The user-manage local-authentication command configures the threshold for allowed consecutive authentication attempts and the lockout duration of a user account after the number of authentication attempts exceeds the threshold.
The undo user-manage local-authentication command restores the default threshold for allowed consecutive authentication attempts and the default lockout time.
user-manage local-authentication { authentication-failed-times authentication-failed-times | locked-time locked-time } *
undo user-manage local-authentication
| Parameter | Description | Value |
|---|---|---|
| authentication-failed-times authentication-failed-times | Specifies the threshold for allowed consecutive authentication attempts. | The value is an integer ranging from 0 to 5. The default value is 3. 0 indicates disabling the lockout function. |
| locked-time locked-time | Specifies the lockout duration in which the user cannot initiate any authentication requests. | The value is an integer ranging from 1 to 10, in minutes.
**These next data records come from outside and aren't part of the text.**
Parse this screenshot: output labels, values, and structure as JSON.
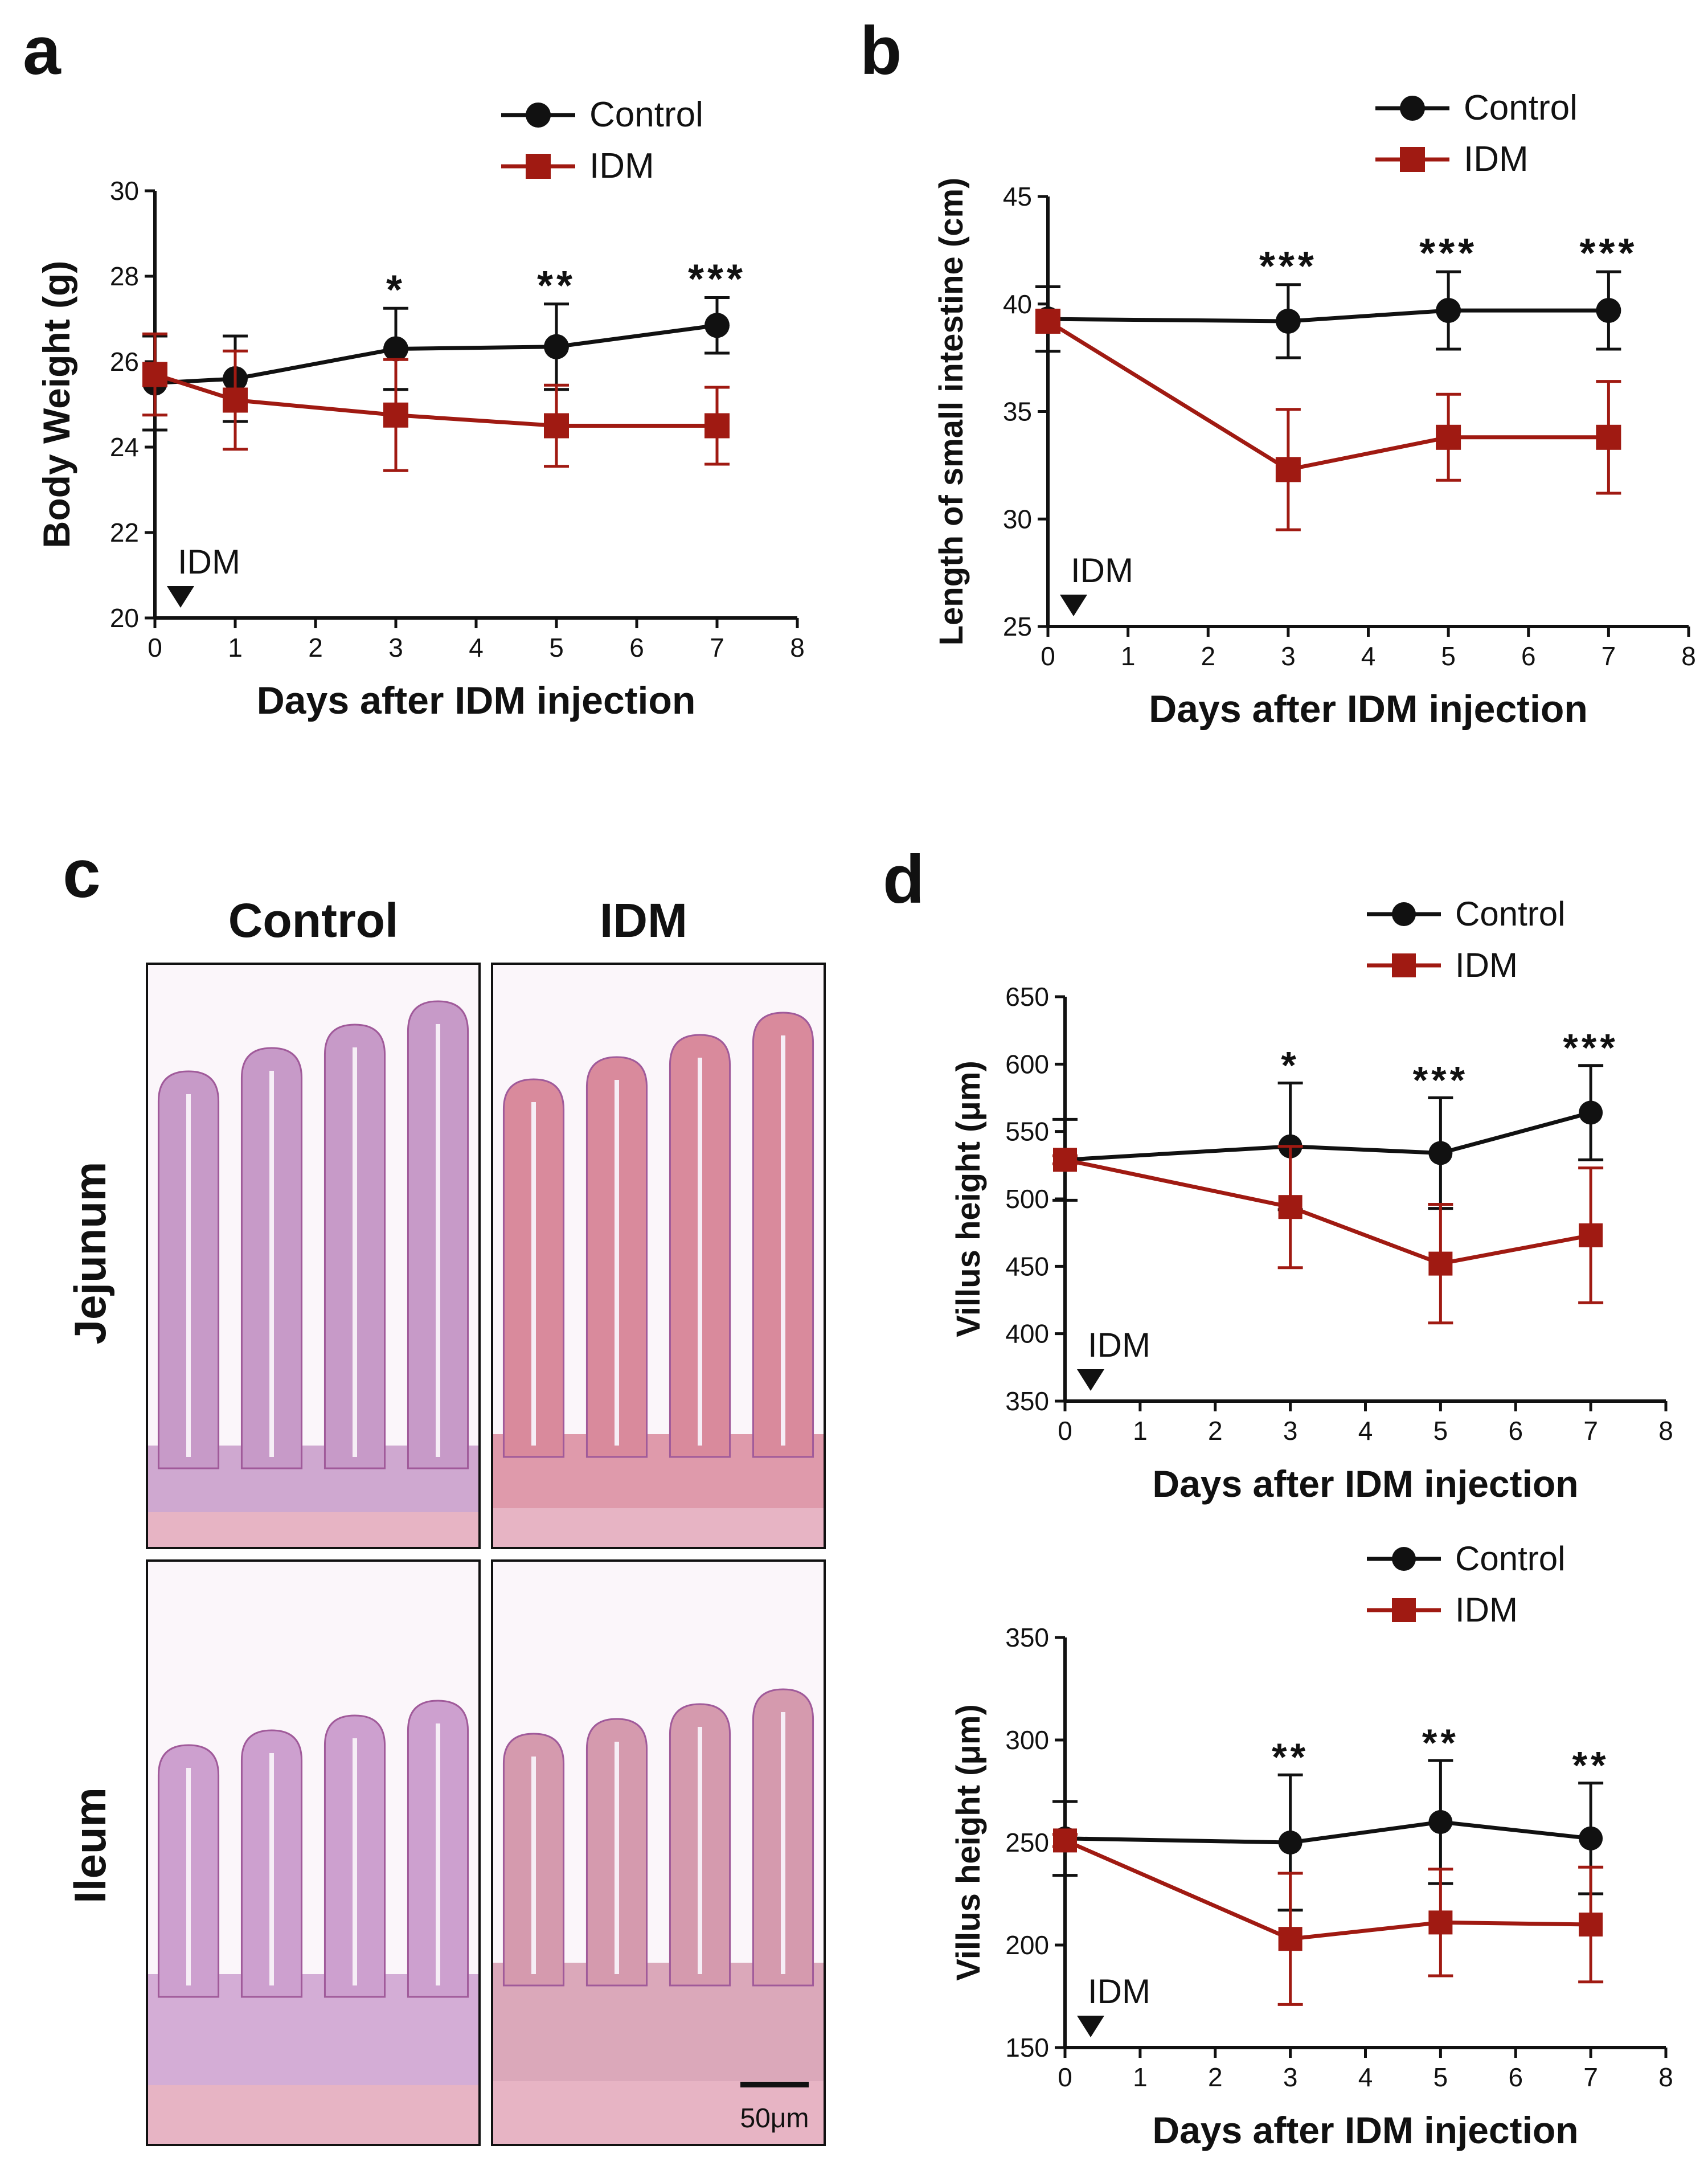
{
  "panels": {
    "a": "a",
    "b": "b",
    "c": "c",
    "d": "d"
  },
  "colors": {
    "control": "#111111",
    "idm": "#a01a12",
    "axis": "#111111"
  },
  "histology": {
    "columns": [
      "Control",
      "IDM"
    ],
    "rows": [
      "Jejunum",
      "Ileum"
    ],
    "scale_bar": "50μm",
    "stain_colors": {
      "control_jejunum": "#c79ac8",
      "idm_jejunum": "#d98a9c",
      "control_ileum": "#cda0cf",
      "idm_ileum": "#d59aae",
      "background": "#fbf6fa"
    }
  },
  "chart_data": [
    {
      "panel": "a",
      "type": "line",
      "title": "",
      "xlabel": "Days after IDM injection",
      "ylabel": "Body Weight (g)",
      "xlim": [
        0,
        8
      ],
      "ylim": [
        20,
        30
      ],
      "xticks": [
        0,
        1,
        2,
        3,
        4,
        5,
        6,
        7,
        8
      ],
      "yticks": [
        20,
        22,
        24,
        26,
        28,
        30
      ],
      "annotation": "IDM",
      "legend": "top-right",
      "series": [
        {
          "name": "Control",
          "x": [
            0,
            1,
            3,
            5,
            7
          ],
          "values": [
            25.5,
            25.6,
            26.3,
            26.35,
            26.85
          ],
          "err": [
            1.1,
            1.0,
            0.95,
            1.0,
            0.65
          ]
        },
        {
          "name": "IDM",
          "x": [
            0,
            1,
            3,
            5,
            7
          ],
          "values": [
            25.7,
            25.1,
            24.75,
            24.5,
            24.5
          ],
          "err": [
            0.95,
            1.15,
            1.3,
            0.95,
            0.9
          ]
        }
      ],
      "significance": [
        {
          "x": 3,
          "label": "*"
        },
        {
          "x": 5,
          "label": "**"
        },
        {
          "x": 7,
          "label": "***"
        }
      ]
    },
    {
      "panel": "b",
      "type": "line",
      "title": "",
      "xlabel": "Days after IDM injection",
      "ylabel": "Length of small intestine (cm)",
      "xlim": [
        0,
        8
      ],
      "ylim": [
        25,
        45
      ],
      "xticks": [
        0,
        1,
        2,
        3,
        4,
        5,
        6,
        7,
        8
      ],
      "yticks": [
        25,
        30,
        35,
        40,
        45
      ],
      "annotation": "IDM",
      "legend": "top-right",
      "series": [
        {
          "name": "Control",
          "x": [
            0,
            3,
            7,
            5
          ],
          "values": [
            39.3,
            39.2,
            39.7,
            39.7
          ],
          "err": [
            1.5,
            1.7,
            1.8,
            1.8
          ]
        },
        {
          "name": "IDM",
          "x": [
            0,
            3,
            5,
            7
          ],
          "values": [
            39.2,
            32.3,
            33.8,
            33.8
          ],
          "err": [
            0.5,
            2.8,
            2.0,
            2.6
          ]
        }
      ],
      "significance": [
        {
          "x": 3,
          "label": "***"
        },
        {
          "x": 5,
          "label": "***"
        },
        {
          "x": 7,
          "label": "***"
        }
      ]
    },
    {
      "panel": "d-top",
      "type": "line",
      "title": "",
      "xlabel": "Days after IDM injection",
      "ylabel": "Villus height (μm)",
      "xlim": [
        0,
        8
      ],
      "ylim": [
        350,
        650
      ],
      "xticks": [
        0,
        1,
        2,
        3,
        4,
        5,
        6,
        7,
        8
      ],
      "yticks": [
        350,
        400,
        450,
        500,
        550,
        600,
        650
      ],
      "annotation": "IDM",
      "legend": "top-right",
      "series": [
        {
          "name": "Control",
          "x": [
            0,
            3,
            5,
            7
          ],
          "values": [
            529,
            539,
            534,
            564
          ],
          "err": [
            30,
            47,
            41,
            35
          ]
        },
        {
          "name": "IDM",
          "x": [
            0,
            3,
            5,
            7
          ],
          "values": [
            529,
            494,
            452,
            473
          ],
          "err": [
            3,
            45,
            44,
            50
          ]
        }
      ],
      "significance": [
        {
          "x": 3,
          "label": "*"
        },
        {
          "x": 5,
          "label": "***"
        },
        {
          "x": 7,
          "label": "***"
        }
      ]
    },
    {
      "panel": "d-bottom",
      "type": "line",
      "title": "",
      "xlabel": "Days after IDM injection",
      "ylabel": "Villus height (μm)",
      "xlim": [
        0,
        8
      ],
      "ylim": [
        150,
        350
      ],
      "xticks": [
        0,
        1,
        2,
        3,
        4,
        5,
        6,
        7,
        8
      ],
      "yticks": [
        150,
        200,
        250,
        300,
        350
      ],
      "annotation": "IDM",
      "legend": "top-right",
      "series": [
        {
          "name": "Control",
          "x": [
            0,
            3,
            5,
            7
          ],
          "values": [
            252,
            250,
            260,
            252
          ],
          "err": [
            18,
            33,
            30,
            27
          ]
        },
        {
          "name": "IDM",
          "x": [
            0,
            3,
            5,
            7
          ],
          "values": [
            251,
            203,
            211,
            210
          ],
          "err": [
            3,
            32,
            26,
            28
          ]
        }
      ],
      "significance": [
        {
          "x": 3,
          "label": "**"
        },
        {
          "x": 5,
          "label": "**"
        },
        {
          "x": 7,
          "label": "**"
        }
      ]
    }
  ]
}
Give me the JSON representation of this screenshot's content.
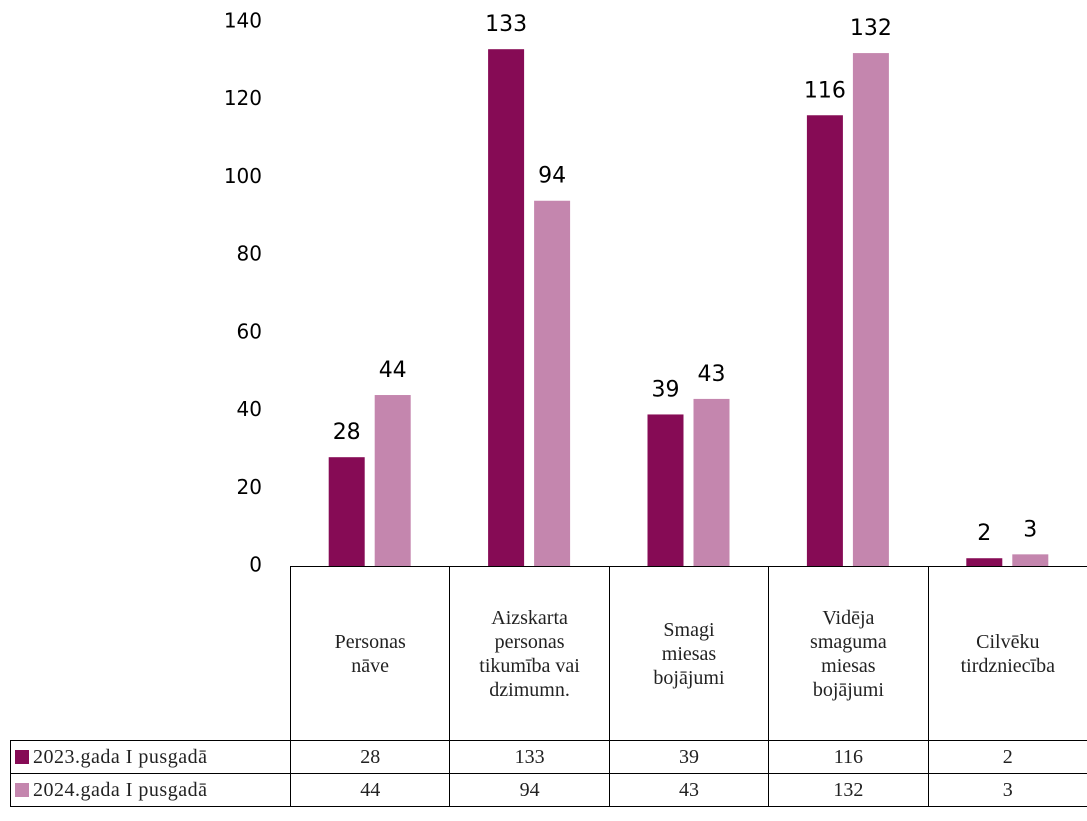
{
  "chart_data": {
    "type": "bar",
    "categories": [
      "Personas nāve",
      "Aizskarta personas tikumība vai dzimumn.",
      "Smagi miesas bojājumi",
      "Vidēja smaguma miesas bojājumi",
      "Cilvēku tirdzniecība"
    ],
    "series": [
      {
        "name": "2023.gada I pusgadā",
        "color": "#860b55",
        "values": [
          28,
          133,
          39,
          116,
          2
        ]
      },
      {
        "name": "2024.gada I pusgadā",
        "color": "#c486ae",
        "values": [
          44,
          94,
          43,
          132,
          3
        ]
      }
    ],
    "ylim": [
      0,
      140
    ],
    "yticks": [
      0,
      20,
      40,
      60,
      80,
      100,
      120,
      140
    ],
    "grid": false,
    "data_table": true
  }
}
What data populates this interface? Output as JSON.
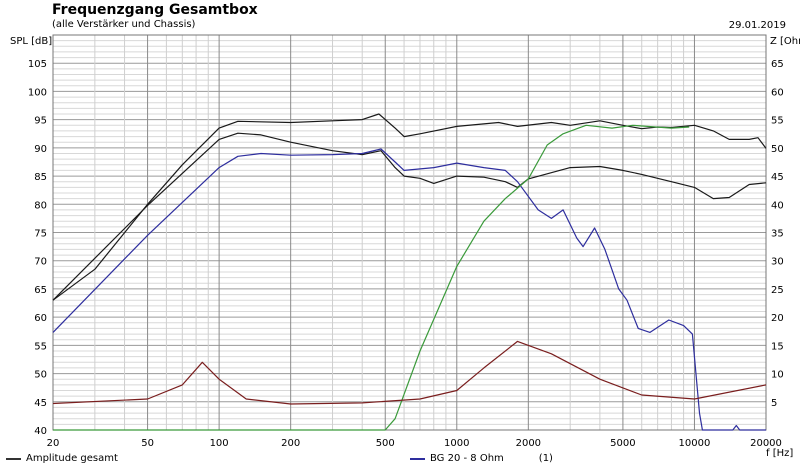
{
  "chart_data": {
    "type": "line",
    "title": "Frequenzgang Gesamtbox",
    "subtitle": "(alle Verstärker und Chassis)",
    "date": "29.01.2019",
    "xlabel": "f [Hz]",
    "ylabel": "SPL [dB]",
    "y2label": "Z [Ohm]",
    "xscale": "log",
    "xlim": [
      20,
      20000
    ],
    "ylim": [
      40,
      110
    ],
    "y2lim": [
      0,
      70
    ],
    "grid": true,
    "legend_placement": "bottom",
    "x_ticks": [
      20,
      50,
      100,
      200,
      500,
      1000,
      2000,
      5000,
      10000,
      20000
    ],
    "x_tick_labels": [
      "20",
      "50",
      "100",
      "200",
      "500",
      "1000",
      "2000",
      "5000",
      "10000",
      "20000"
    ],
    "y_ticks": [
      40,
      45,
      50,
      55,
      60,
      65,
      70,
      75,
      80,
      85,
      90,
      95,
      100,
      105
    ],
    "y_tick_labels": [
      "40",
      "45",
      "50",
      "55",
      "60",
      "65",
      "70",
      "75",
      "80",
      "85",
      "90",
      "95",
      "100",
      "105"
    ],
    "y2_ticks": [
      5,
      10,
      15,
      20,
      25,
      30,
      35,
      40,
      45,
      50,
      55,
      60,
      65
    ],
    "y2_tick_labels": [
      "5",
      "10",
      "15",
      "20",
      "25",
      "30",
      "35",
      "40",
      "45",
      "50",
      "55",
      "60",
      "65"
    ],
    "legend": [
      {
        "label": "Amplitude gesamt",
        "color": "#333333"
      },
      {
        "label": "BG 20 - 8 Ohm",
        "color": "#2e2e9e",
        "note": "(1)"
      }
    ],
    "series": [
      {
        "name": "Amplitude gesamt",
        "color": "#1a1a1a",
        "axis": "left",
        "x": [
          20,
          30,
          50,
          70,
          100,
          120,
          200,
          300,
          400,
          470,
          550,
          600,
          700,
          1000,
          1500,
          1800,
          2500,
          3000,
          4000,
          5000,
          6000,
          7000,
          8000,
          10000,
          12000,
          14000,
          17000,
          18500,
          20000
        ],
        "y": [
          63,
          68.5,
          80,
          87,
          93.5,
          94.7,
          94.5,
          94.8,
          95,
          96,
          93.5,
          92,
          92.5,
          93.8,
          94.5,
          93.8,
          94.5,
          94,
          94.8,
          94,
          93.4,
          93.7,
          93.6,
          94,
          93,
          91.5,
          91.5,
          91.8,
          89.9
        ]
      },
      {
        "color": "#1a1a1a",
        "axis": "left",
        "x": [
          20,
          50,
          100,
          120,
          150,
          200,
          300,
          400,
          480,
          550,
          600,
          700,
          800,
          1000,
          1300,
          1600,
          1800,
          2000,
          3000,
          4000,
          5000,
          6000,
          8000,
          10000,
          12000,
          14000,
          17000,
          20000
        ],
        "y": [
          63,
          79.8,
          91.5,
          92.6,
          92.3,
          91,
          89.5,
          88.8,
          89.5,
          86.5,
          85,
          84.6,
          83.7,
          85,
          84.8,
          84,
          83,
          84.5,
          86.5,
          86.7,
          86,
          85.3,
          84,
          83,
          81,
          81.2,
          83.5,
          83.8
        ]
      },
      {
        "name": "BG 20 - 8 Ohm",
        "color": "#2e2e9e",
        "axis": "left",
        "x": [
          20,
          50,
          100,
          120,
          150,
          200,
          300,
          400,
          480,
          550,
          600,
          800,
          1000,
          1300,
          1600,
          1800,
          2200,
          2500,
          2800,
          3200,
          3400,
          3800,
          4200,
          4800,
          5200,
          5800,
          6500,
          7800,
          9000,
          9800,
          10500,
          10800,
          14500,
          15000,
          15500,
          20000
        ],
        "y": [
          57.3,
          74.5,
          86.5,
          88.5,
          89,
          88.7,
          88.8,
          89,
          89.8,
          87.5,
          86,
          86.5,
          87.3,
          86.5,
          86,
          84,
          79,
          77.5,
          79,
          74,
          72.5,
          75.8,
          72,
          65,
          63,
          58,
          57.3,
          59.5,
          58.5,
          57,
          43,
          40,
          40,
          40.8,
          40,
          40
        ]
      },
      {
        "color": "#3a9a3a",
        "axis": "left",
        "x": [
          20,
          500,
          550,
          700,
          1000,
          1300,
          1600,
          2000,
          2400,
          2800,
          3500,
          4500,
          5500,
          8000,
          9500
        ],
        "y": [
          40,
          40,
          42,
          54,
          69,
          77,
          81,
          84.5,
          90.5,
          92.5,
          94,
          93.5,
          94,
          93.5,
          93.7
        ]
      },
      {
        "color": "#7a1e1e",
        "axis": "right",
        "x": [
          20,
          50,
          70,
          85,
          100,
          130,
          200,
          400,
          700,
          1000,
          1300,
          1800,
          2500,
          4000,
          6000,
          10000,
          20000
        ],
        "y": [
          4.7,
          5.5,
          8,
          12,
          9,
          5.5,
          4.6,
          4.8,
          5.5,
          7,
          11,
          15.7,
          13.5,
          9,
          6.2,
          5.5,
          8
        ]
      }
    ]
  }
}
The default value is 5. |
By default, the threshold for allowed consecutive authentication attempts is 3, and the lockout duration is 5 minutes.
The number of failed consecutive authentication attempts is independent of addresses. Even if the failed consecutive attempts are completed at different addresses, the failed authentication attempts still accumulate. For example, the system configuration stipulates that a user is locked out after three consecutive failed authentication attempts. If any of the three hosts at different addresses fails to be authenticated using the same user name, the number of failed attempts accumulates to three.
This command applies only to users using local authentication.